Our tadpole pool was dug in order to give Positive Discrimination For Tadpoles and therefore also for Frogs, Toads and Newts. This year, we had the usual batch of frogspawn laid carefully into the pond by dedicated lady frogs, each with a smaller male frog on her back, doing what male frogs do, fertilising the eggs as they issued forth.
We did have one lady frog who seemed to be a bit slow on the uptake, opting for a male on her back and another on her front. The combined weight of these two lovers prevented her from making it all the way to the pool and she proceeded to lay her spawn next to our car tyre. I did what any decent chap would do under the circumstances and chucked the three of them into the pond to complete their froggie ménage à trois in water and then washed the spawn from our parking area onto a dustpan which I carefully placed into the pool alongside the rampant randy three.
Adding to the problems that our tadpoles faced this year, has been an excess of dragonfly larvae. These little blighters are voracious eaters of tadpoles and they have decimated our taddie population.
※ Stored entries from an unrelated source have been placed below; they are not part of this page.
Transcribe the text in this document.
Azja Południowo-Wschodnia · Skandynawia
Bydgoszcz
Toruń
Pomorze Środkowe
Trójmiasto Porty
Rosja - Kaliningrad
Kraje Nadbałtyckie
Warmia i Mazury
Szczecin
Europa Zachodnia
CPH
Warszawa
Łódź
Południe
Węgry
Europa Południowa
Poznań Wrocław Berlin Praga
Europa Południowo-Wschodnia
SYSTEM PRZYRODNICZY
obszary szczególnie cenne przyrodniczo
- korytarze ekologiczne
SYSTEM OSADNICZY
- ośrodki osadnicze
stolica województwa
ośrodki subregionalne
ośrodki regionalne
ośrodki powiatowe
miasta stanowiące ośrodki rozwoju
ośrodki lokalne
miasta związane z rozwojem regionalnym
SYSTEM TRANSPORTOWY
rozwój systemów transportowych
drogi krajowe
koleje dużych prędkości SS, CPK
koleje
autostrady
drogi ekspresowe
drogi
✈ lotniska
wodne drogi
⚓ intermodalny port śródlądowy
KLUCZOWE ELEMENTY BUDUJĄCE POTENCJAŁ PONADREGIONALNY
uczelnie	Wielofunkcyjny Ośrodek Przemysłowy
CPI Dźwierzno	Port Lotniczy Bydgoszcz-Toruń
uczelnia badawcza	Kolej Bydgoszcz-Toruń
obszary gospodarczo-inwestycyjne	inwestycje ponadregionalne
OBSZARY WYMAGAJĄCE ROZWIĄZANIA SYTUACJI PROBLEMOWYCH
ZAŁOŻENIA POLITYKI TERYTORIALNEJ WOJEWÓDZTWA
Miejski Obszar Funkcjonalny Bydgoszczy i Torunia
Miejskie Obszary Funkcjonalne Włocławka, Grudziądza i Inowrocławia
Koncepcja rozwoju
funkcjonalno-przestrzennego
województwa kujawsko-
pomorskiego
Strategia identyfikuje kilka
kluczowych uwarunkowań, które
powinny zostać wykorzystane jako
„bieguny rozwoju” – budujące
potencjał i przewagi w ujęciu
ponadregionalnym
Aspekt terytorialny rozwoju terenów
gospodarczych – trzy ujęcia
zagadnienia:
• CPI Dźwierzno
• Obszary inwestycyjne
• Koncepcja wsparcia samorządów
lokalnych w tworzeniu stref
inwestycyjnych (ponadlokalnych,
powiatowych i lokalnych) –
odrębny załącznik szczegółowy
The negative effect of the dragonfly larvae on tadpole numbers has been so drastic that action has had to be taken. Your brave author chum taped a tea strainer to an old walking pole and has spent many an evening braving the local midges to fish dragonfly larvae out of the pond.
I gave them ample warning and put up an official notice next to the water’s edge saying, ‘Warning! Dragonfly Larvae will be forcibly relocated if caught in this pond!’ They ignored it! Every man jack of them! So the deal is now this: if a larva is found in the pond it is caught in my special Secret Agent larvae-catching-net-device and flicked into the undergrowth, usually with a family of mistle thrushes in hot pursuit.
Last evening, using my trusty net I ejected six dragonfly larvae, one of which, I swear, was the size of a small badger! The little bounder tried to bite its way to freedom through the net! I gave it an extra strong flick and lost the little git in a swathe of yellow flag iris that adorns the steep slope down from our house to the local riverbank. Oops!
My friend Pete, who is wise, sage and learned in the matters of wildlife, the other day gave me a short lecture on the balance of nature and how it is wrong to promote one species above another. He is involved with a local project that is reintroducing beavers into Argyll so he had already shot his own argument in the foot. I was ready for him and intended putting forward my own advanced theory about Positive Discrimination For Tadpoles. It ran thus: frogs eat midges and the more frogs we have, the less midges will be around to eat me. I’m afraid that when my turn arrived to advance my highbrow cutting-edge theory, I completely forgot my argument and could only issue forth, “Bollocks to that Pete. I want my tadpoles and I’m jolly well going to have them! So there, matey boy!”